客層は様々で、観光客半分に地元客半分、老若男女もそれぞれバラバラ。
一人から二人から家族からグループからと色々でした。
どんな客層からも支持を受けているってことでしょう。

旅行番組なんかによく登場する、もう一方の「鈴政」さんにも以前行ったことがあるのですが、寿司そのものの味を比較する前に、どうにも客捌きのオペレーションがいまいちな店・・・という印象を受けました。
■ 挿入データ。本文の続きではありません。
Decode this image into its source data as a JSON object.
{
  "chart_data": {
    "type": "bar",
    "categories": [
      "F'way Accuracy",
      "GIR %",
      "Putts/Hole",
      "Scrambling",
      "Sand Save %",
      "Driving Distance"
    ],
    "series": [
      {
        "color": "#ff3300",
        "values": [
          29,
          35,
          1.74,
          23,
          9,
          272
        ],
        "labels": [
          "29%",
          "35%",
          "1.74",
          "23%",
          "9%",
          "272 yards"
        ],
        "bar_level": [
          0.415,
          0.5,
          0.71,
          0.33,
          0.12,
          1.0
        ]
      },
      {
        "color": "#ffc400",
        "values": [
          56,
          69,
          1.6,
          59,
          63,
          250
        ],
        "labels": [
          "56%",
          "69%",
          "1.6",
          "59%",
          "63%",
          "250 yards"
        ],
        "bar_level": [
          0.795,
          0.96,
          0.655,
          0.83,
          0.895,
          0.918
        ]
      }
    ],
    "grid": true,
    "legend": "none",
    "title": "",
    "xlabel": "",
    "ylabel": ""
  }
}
「こい勢」さんは、カウンター席の数が大将の目の届く数に限られているので、忙しそうにはしていても予約して席にさえついてしまえば、それ程ストレスを感じることもなく食事を楽しめます。

それにいつも半数程度は観光など遠方からの客なので、一見客も常連客と同じように気配りをしてくれています。
握りへの仕事の施し方も、どちらかと言うと「こい勢」さんの方が面白味があるかな。

まぁ偶々かもしれませんし、たった一度の訪問で地元の人気店を評価すべきではないでしょうけど。


ところで、市内の酒屋で偶々隣り合って会話した地元のおばさまに、酒田の寿司屋の話を振ってみると、
「えっ?寿司も魚も、どこでも変わらないわよ。東京にも寿司屋なんていくらでもあるでしょ?」
なんて言われてしまいました。

・・・そりゃあ、まぁそうとも言えるんですけど。
ちょっとした違いとか、より身近にあるとか・・・そんな差が大きかったり羨ましかったりするんですよね。
多分、いつもそこにある幸せに浸かっていると、それが幸せだとは気がつかなくなるのでしょう。

ちなみにそのおばさまは、お酒の銘柄にはコダワリが強くて、地元の「上喜元」押しでした(笑)

そんなこんなで酒田に行ったらまた寄りたい、一押しの寿司店です。